Not everything is technology, also the audits performed by people that randomly review data quality are essential to maintaining adequate standards. And the user feedback It is very valuable, as it allows reporting possible errors or incorrect information generated by the model.
(MCPRO) What security and privacy measures should companies consider before starting a generative AI project?
(Sergio Rodriguez de Guzman)It is important to make a comprehensive risk assessmentidentifying the sensitive data to be used and potential vulnerabilities. It is also necessary to ensure that the selected providers meet high standards of security and privacy. During the development of the project, measures such as data encryptionaccess control and continuous monitoring.

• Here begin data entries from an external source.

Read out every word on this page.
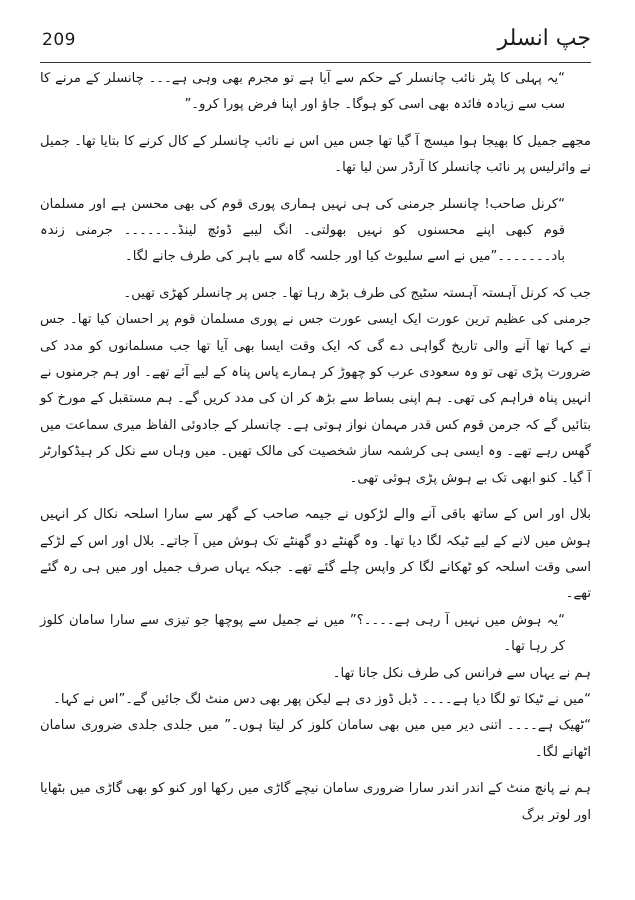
209	جپ انسلر

“یہ پہلی کا پٹر نائب چانسلر کے حکم سے آیا ہے تو مجرم بھی وہی ہے۔۔۔ چانسلر کے مرنے کا سب سے زیادہ فائدہ بھی اسی کو ہوگا۔ جاؤ اور اپنا فرض پورا کرو۔”

مجھے جمیل کا بھیجا ہوا میسج آ گیا تھا جس میں اس نے نائب چانسلر کے کال کرنے کا بتایا تھا۔ جمیل نے وائرلیس پر نائب چانسلر کا آرڈر سن لیا تھا۔

“کرنل صاحب! چانسلر جرمنی کی ہی نہیں ہماری پوری قوم کی بھی محسن ہے اور مسلمان قوم کبھی اپنے محسنوں کو نہیں بھولتی۔ انگ لیبے ڈوئچ لینڈ۔۔۔۔۔۔۔ جرمنی زندہ باد۔۔۔۔۔۔۔”میں نے اسے سلیوٹ کیا اور جلسہ گاہ سے باہر کی طرف جانے لگا۔

جب کہ کرنل آہستہ آہستہ سٹیج کی طرف بڑھ رہا تھا۔ جس پر چانسلر کھڑی تھیں۔

جرمنی کی عظیم ترین عورت ایک ایسی عورت جس نے پوری مسلمان قوم پر احسان کیا تھا۔ جس نے کہا تھا آنے والی تاریخ گواہی دے گی کہ ایک وقت ایسا بھی آیا تھا جب مسلمانوں کو مدد کی ضرورت پڑی تھی تو وہ سعودی عرب کو چھوڑ کر ہمارے پاس پناہ کے لیے آئے تھے۔ اور ہم جرمنوں نے انہیں پناہ فراہم کی تھی۔ ہم اپنی بساط سے بڑھ کر ان کی مدد کریں گے۔ ہم مستقبل کے مورخ کو بتائیں گے کہ جرمن قوم کس قدر مہمان نواز ہوتی ہے۔ چانسلر کے جادوئی الفاظ میری سماعت میں گھس رہے تھے۔ وہ ایسی ہی کرشمہ ساز شخصیت کی مالک تھیں۔ میں وہاں سے نکل کر ہیڈکوارٹر آ گیا۔ کنو ابھی تک بے ہوش پڑی ہوئی تھی۔

بلال اور اس کے ساتھ باقی آنے والے لڑکوں نے جیمہ صاحب کے گھر سے سارا اسلحہ نکال کر انہیں ہوش میں لانے کے لیے ٹیکہ لگا دیا تھا۔ وہ گھنٹے دو گھنٹے تک ہوش میں آ جاتے۔ بلال اور اس کے لڑکے اسی وقت اسلحہ کو ٹھکانے لگا کر واپس چلے گئے تھے۔ جبکہ یہاں صرف جمیل اور میں ہی رہ گئے تھے۔

“یہ ہوش میں نہیں آ رہی ہے۔۔۔۔؟” میں نے جمیل سے پوچھا جو تیزی سے سارا سامان کلوز کر رہا تھا۔

ہم نے یہاں سے فرانس کی طرف نکل جانا تھا۔

“میں نے ٹیکا تو لگا دیا ہے۔۔۔۔ ڈبل ڈوز دی ہے لیکن پھر بھی دس منٹ لگ جائیں گے۔”اس نے کہا۔

“ٹھیک ہے۔۔۔۔ اتنی دیر میں میں بھی سامان کلوز کر لیتا ہوں۔” میں جلدی جلدی ضروری سامان اٹھانے لگا۔

ہم نے پانچ منٹ کے اندر اندر سارا ضروری سامان نیچے گاڑی میں رکھا اور کنو کو بھی گاڑی میں بٹھایا اور لوتر برگ
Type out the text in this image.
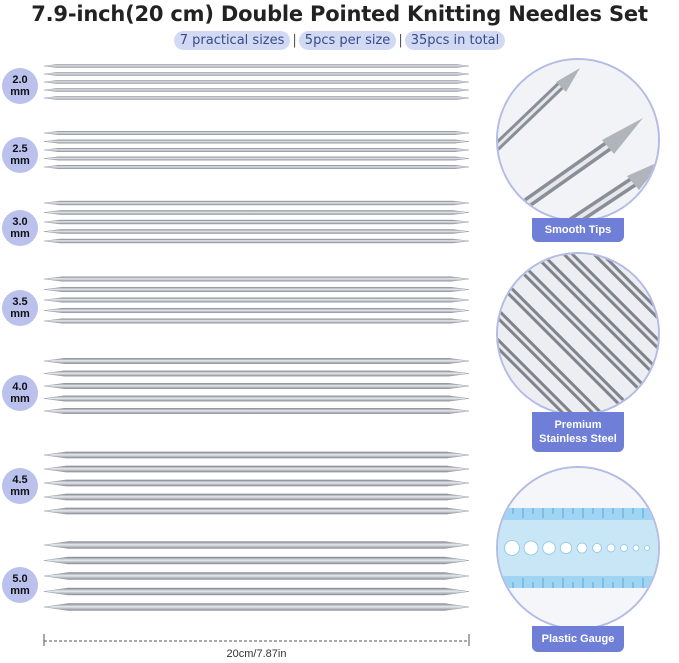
7.9-inch(20 cm) Double Pointed Knitting Needles Set
7 practical sizes | 5pcs per size | 35pcs in total
2.0
mm
2.5
mm
3.0
mm
3.5
mm
4.0
mm
4.5
mm
5.0
mm
20cm/7.87in
Smooth Tips
Premium
Stainless Steel
Plastic Gauge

It must be ensured that only strictly necessary data is collected and stored, using anonymization and pseudonymization to protect the identity of users. Complying with current regulations and being transparent in the use of data is essential to ensure a secure environment.
(MCPRO) Finally, what kind of support does PUE Data offer to companies that want to launch a generative AI initiative?
(Sergio Rodriguez de Guzman)At PUE Data, with over 10 years of experience in large-scale data projects, we have made generative AI the centerpiece of our service offering. The success of generative AI and projects based on it depends on the design, construction, optimization and advanced management of data lakes, an area in which PUE Data is a reference at EMEA level. In addition, we have experience in real use cases, which allows us to guide companies through a dynamic and adaptable process, thus ensuring that their generative AI projects are successfully developed in an ever-changing technological environment.